Re: sed not working on /proc files

Stephen C. Tweedie (sct@redhat.com)
Tue, 4 May 1999 21:22:56 +0100 (BST)


Hi,

On Tue, 4 May 1999 17:43:22 +0200, Andi Kleen <ak@muc.de> said:

> What sysctl doesn't do (yet) is to manage dynamic lists of things (like
> sockets). If that could be added I believe most of /proc/net could be
> moved to sysctls, with the old /proc/net generated by a table driven
> compatibility layer.

I wrote sysctl in a way which deliberately left the door open for that
sort of thing. It has been munged mightily since then, but the basic
mechanism is still there --- each parse of one part of the sysctl name
is passed a "void **context". The context is initially NULL, but any
part of the parsing can set up the context to point to a locally
allocated data structure which records the results of the parsing to
date.

For example, you might have a sysctl [SYS_PROC, SYS_PID, pid,
SYS_STATUS], and the parsing of the <pid> element could use the context
to record which pid we are talking about.

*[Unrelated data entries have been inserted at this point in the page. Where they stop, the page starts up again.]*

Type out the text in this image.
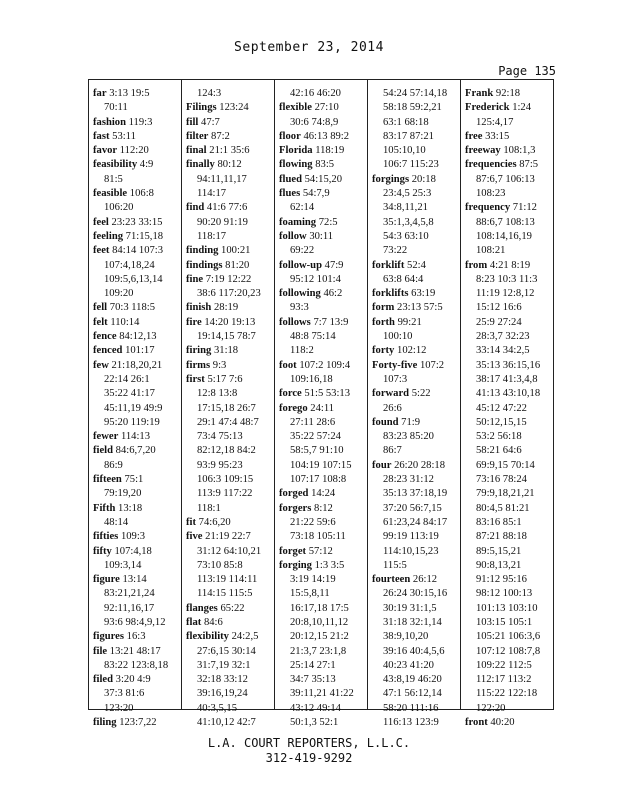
September 23, 2014
Page 135
far 3:13 19:5
70:11
fashion 119:3
fast 53:11
favor 112:20
feasibility 4:9
81:5
feasible 106:8
106:20
feel 23:23 33:15
feeling 71:15,18
feet 84:14 107:3
107:4,18,24
109:5,6,13,14
109:20
fell 70:3 118:5
felt 110:14
fence 84:12,13
fenced 101:17
few 21:18,20,21
22:14 26:1
35:22 41:17
45:11,19 49:9
95:20 119:19
fewer 114:13
field 84:6,7,20
86:9
fifteen 75:1
79:19,20
Fifth 13:18
48:14
fifties 109:3
fifty 107:4,18
109:3,14
figure 13:14
83:21,21,24
92:11,16,17
93:6 98:4,9,12
figures 16:3
file 13:21 48:17
83:22 123:8,18
filed 3:20 4:9
37:3 81:6
123:20
filing 123:7,22
124:3
Filings 123:24
fill 47:7
filter 87:2
final 21:1 35:6
finally 80:12
94:11,11,17
114:17
find 41:6 77:6
90:20 91:19
118:17
finding 100:21
findings 81:20
fine 7:19 12:22
38:6 117:20,23
finish 28:19
fire 14:20 19:13
19:14,15 78:7
firing 31:18
firms 9:3
first 5:17 7:6
12:8 13:8
17:15,18 26:7
29:1 47:4 48:7
73:4 75:13
82:12,18 84:2
93:9 95:23
106:3 109:15
113:9 117:22
118:1
fit 74:6,20
five 21:19 22:7
31:12 64:10,21
73:10 85:8
113:19 114:11
114:15 115:5
flanges 65:22
flat 84:6
flexibility 24:2,5
27:6,15 30:14
31:7,19 32:1
32:18 33:12
39:16,19,24
40:3,5,15
41:10,12 42:7
42:16 46:20
flexible 27:10
30:6 74:8,9
floor 46:13 89:2
Florida 118:19
flowing 83:5
flued 54:15,20
flues 54:7,9
62:14
foaming 72:5
follow 30:11
69:22
follow-up 47:9
95:12 101:4
following 46:2
93:3
follows 7:7 13:9
48:8 75:14
118:2
foot 107:2 109:4
109:16,18
force 51:5 53:13
forego 24:11
27:11 28:6
35:22 57:24
58:5,7 91:10
104:19 107:15
107:17 108:8
forged 14:24
forgers 8:12
21:22 59:6
73:18 105:11
forget 57:12
forging 1:3 3:5
3:19 14:19
15:5,8,11
16:17,18 17:5
20:8,10,11,12
20:12,15 21:2
21:3,7 23:1,8
25:14 27:1
34:7 35:13
39:11,21 41:22
43:12 49:14
50:1,3 52:1
54:24 57:14,18
58:18 59:2,21
63:1 68:18
83:17 87:21
105:10,10
106:7 115:23
forgings 20:18
23:4,5 25:3
34:8,11,21
35:1,3,4,5,8
54:3 63:10
73:22
forklift 52:4
63:8 64:4
forklifts 63:19
form 23:13 57:5
forth 99:21
100:10
forty 102:12
Forty-five 107:2
107:3
forward 5:22
26:6
found 71:9
83:23 85:20
86:7
four 26:20 28:18
28:23 31:12
35:13 37:18,19
37:20 56:7,15
61:23,24 84:17
99:19 113:19
114:10,15,23
115:5
fourteen 26:12
26:24 30:15,16
30:19 31:1,5
31:18 32:1,14
38:9,10,20
39:16 40:4,5,6
40:23 41:20
43:8,19 46:20
47:1 56:12,14
58:20 111:16
116:13 123:9
Frank 92:18
Frederick 1:24
125:4,17
free 33:15
freeway 108:1,3
frequencies 87:5
87:6,7 106:13
108:23
frequency 71:12
88:6,7 108:13
108:14,16,19
108:21
from 4:21 8:19
8:23 10:3 11:3
11:19 12:8,12
15:12 16:6
25:9 27:24
28:3,7 32:23
33:14 34:2,5
35:13 36:15,16
38:17 41:3,4,8
41:13 43:10,18
45:12 47:22
50:12,15,15
53:2 56:18
58:21 64:6
69:9,15 70:14
73:16 78:24
79:9,18,21,21
80:4,5 81:21
83:16 85:1
87:21 88:18
89:5,15,21
90:8,13,21
91:12 95:16
98:12 100:13
101:13 103:10
103:15 105:1
105:21 106:3,6
107:12 108:7,8
109:22 112:5
112:17 113:2
115:22 122:18
122:20
front 40:20
L.A. COURT REPORTERS, L.L.C.
312-419-9292
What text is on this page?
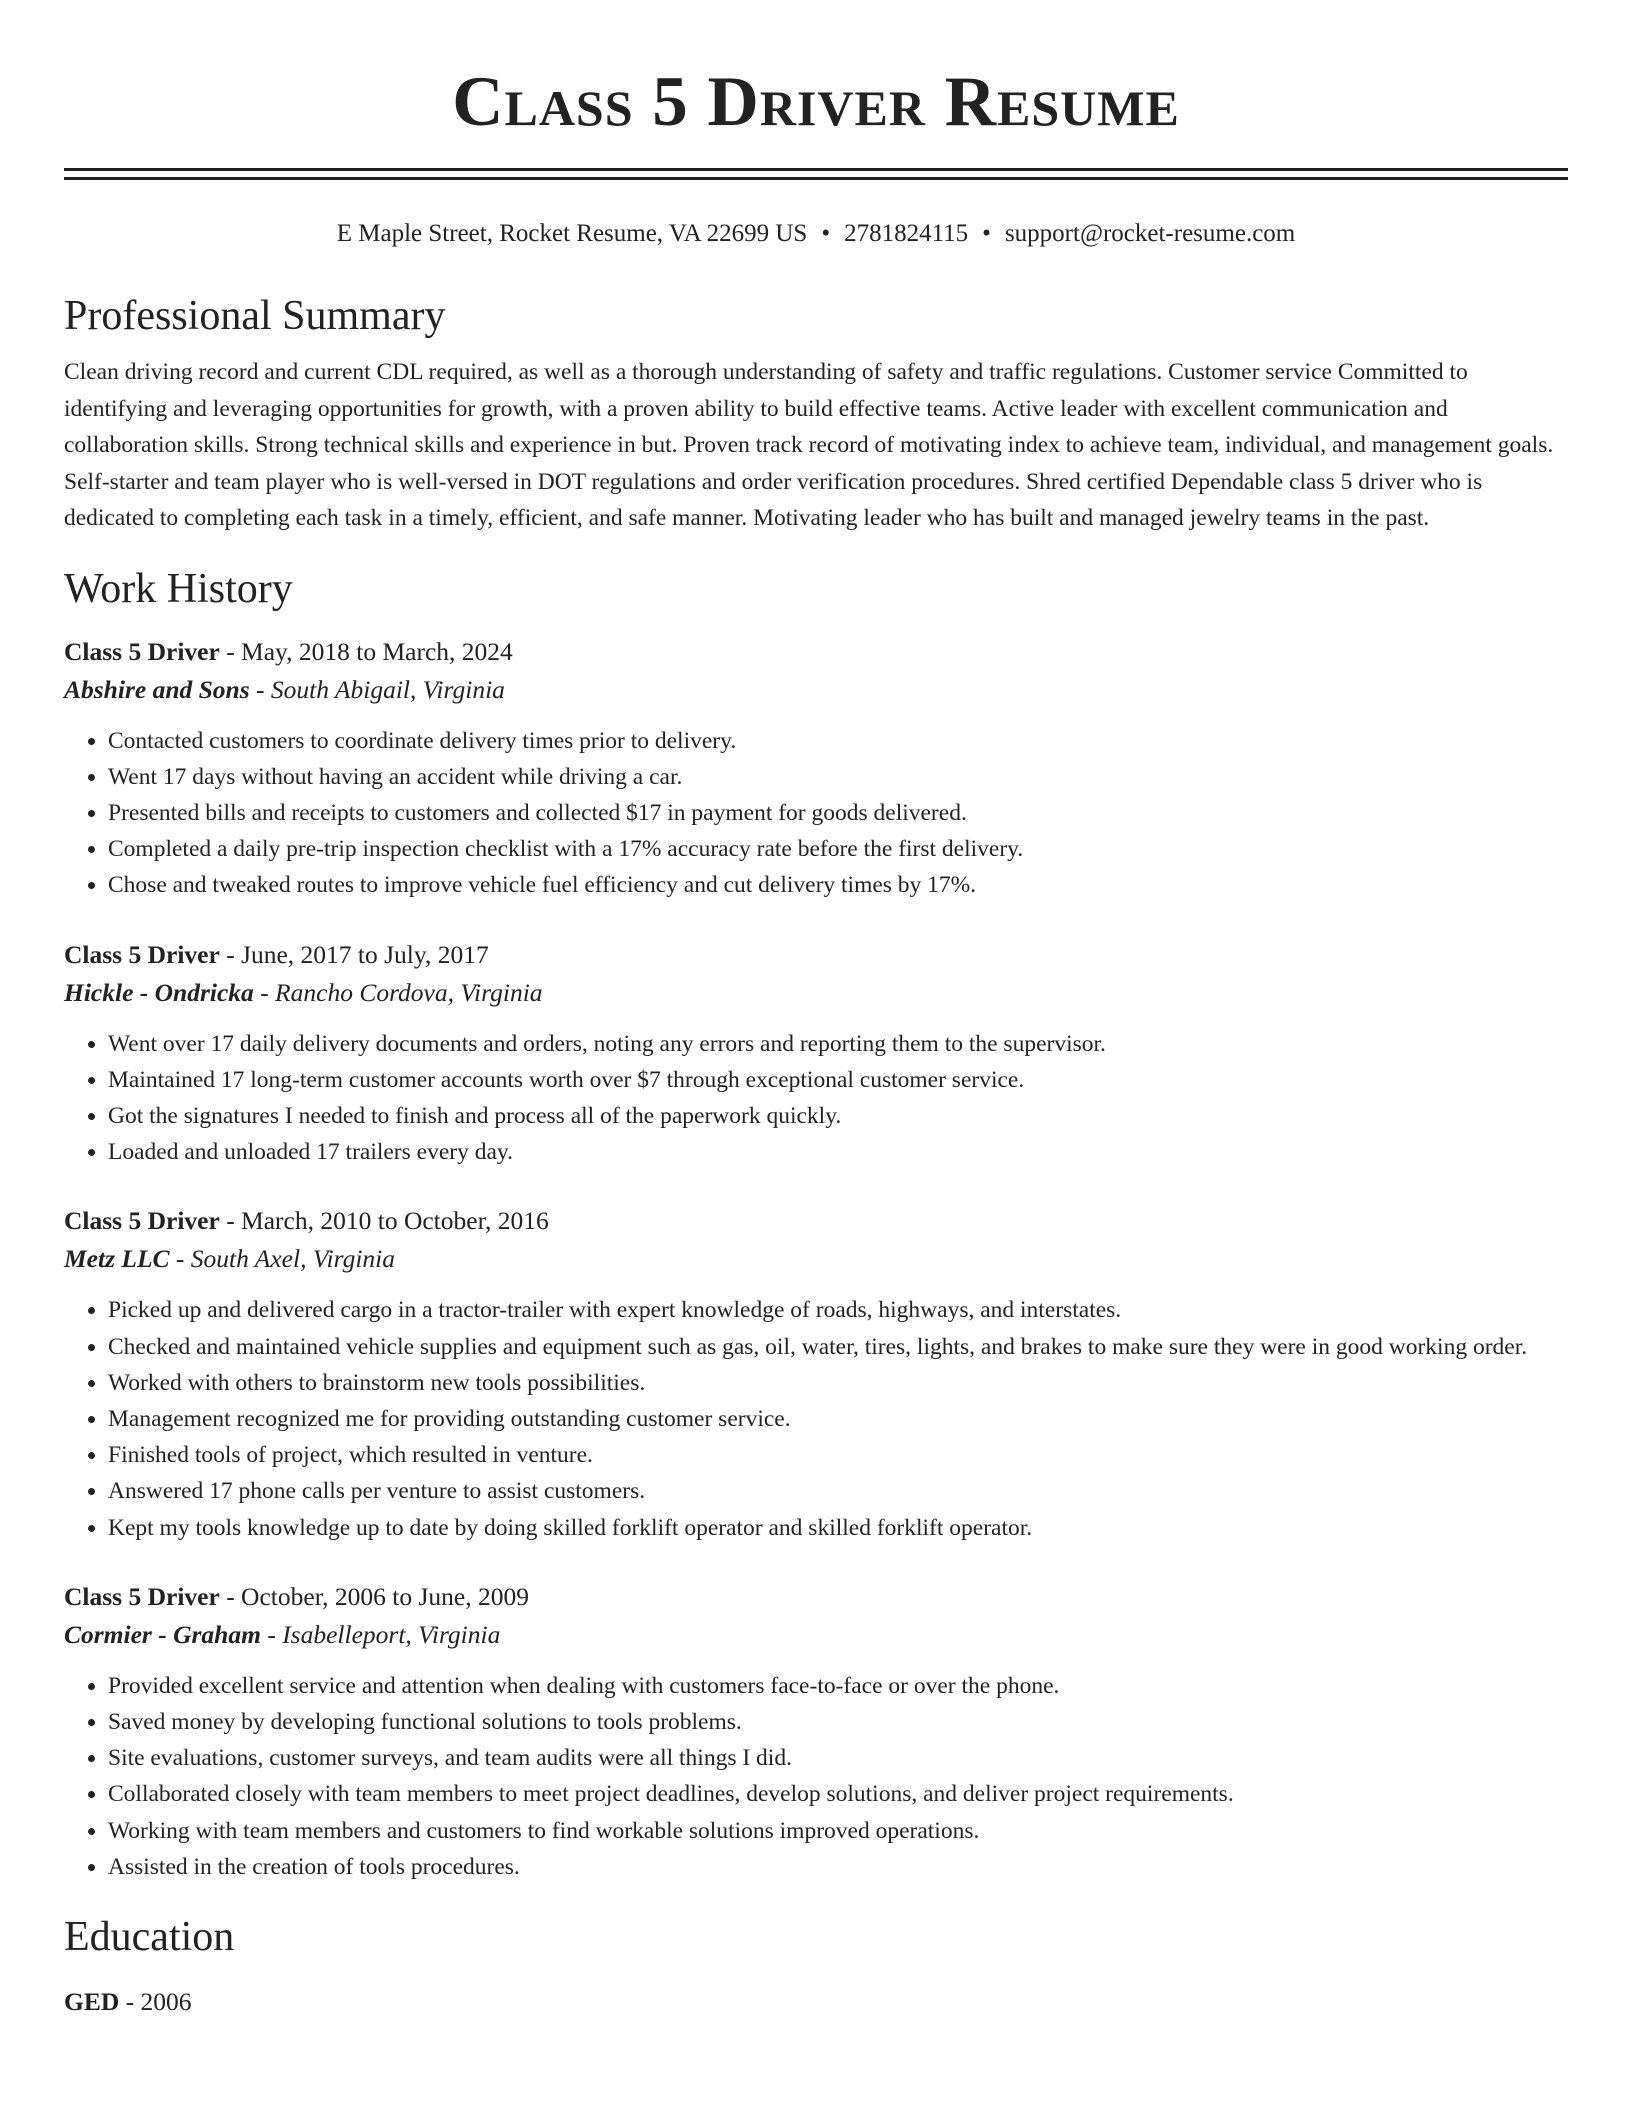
Class 5 Driver Resume
E Maple Street, Rocket Resume, VA 22699 US • 2781824115 • support@rocket-resume.com
Professional Summary

Clean driving record and current CDL required, as well as a thorough understanding of safety and traffic regulations. Customer service Committed to identifying and leveraging opportunities for growth, with a proven ability to build effective teams. Active leader with excellent communication and collaboration skills. Strong technical skills and experience in but. Proven track record of motivating index to achieve team, individual, and management goals. Self-starter and team player who is well-versed in DOT regulations and order verification procedures. Shred certified Dependable class 5 driver who is dedicated to completing each task in a timely, efficient, and safe manner. Motivating leader who has built and managed jewelry teams in the past.

Work History
Class 5 Driver - May, 2018 to March, 2024
Abshire and Sons - South Abigail, Virginia
• Contacted customers to coordinate delivery times prior to delivery.
• Went 17 days without having an accident while driving a car.
• Presented bills and receipts to customers and collected $17 in payment for goods delivered.
• Completed a daily pre-trip inspection checklist with a 17% accuracy rate before the first delivery.
• Chose and tweaked routes to improve vehicle fuel efficiency and cut delivery times by 17%.
Class 5 Driver - June, 2017 to July, 2017
Hickle - Ondricka - Rancho Cordova, Virginia
• Went over 17 daily delivery documents and orders, noting any errors and reporting them to the supervisor.
• Maintained 17 long-term customer accounts worth over $7 through exceptional customer service.
• Got the signatures I needed to finish and process all of the paperwork quickly.
• Loaded and unloaded 17 trailers every day.
Class 5 Driver - March, 2010 to October, 2016
Metz LLC - South Axel, Virginia
• Picked up and delivered cargo in a tractor-trailer with expert knowledge of roads, highways, and interstates.
• Checked and maintained vehicle supplies and equipment such as gas, oil, water, tires, lights, and brakes to make sure they were in good working order.
• Worked with others to brainstorm new tools possibilities.
• Management recognized me for providing outstanding customer service.
• Finished tools of project, which resulted in venture.
• Answered 17 phone calls per venture to assist customers.
• Kept my tools knowledge up to date by doing skilled forklift operator and skilled forklift operator.
Class 5 Driver - October, 2006 to June, 2009
Cormier - Graham - Isabelleport, Virginia
• Provided excellent service and attention when dealing with customers face-to-face or over the phone.
• Saved money by developing functional solutions to tools problems.
• Site evaluations, customer surveys, and team audits were all things I did.
• Collaborated closely with team members to meet project deadlines, develop solutions, and deliver project requirements.
• Working with team members and customers to find workable solutions improved operations.
• Assisted in the creation of tools procedures.
Education
GED - 2006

The parser which selects the
process by pid does not have to know which interrogation sysctls are in
use below that: we could have open-file queries, mem-map queries or
general status queries within the [PROC,PID,pid] namespace using the
same pid parser; we could also have different selectors like
[PROC,UID,uid] which select processes based on different criteria but
which have the same queries underneath.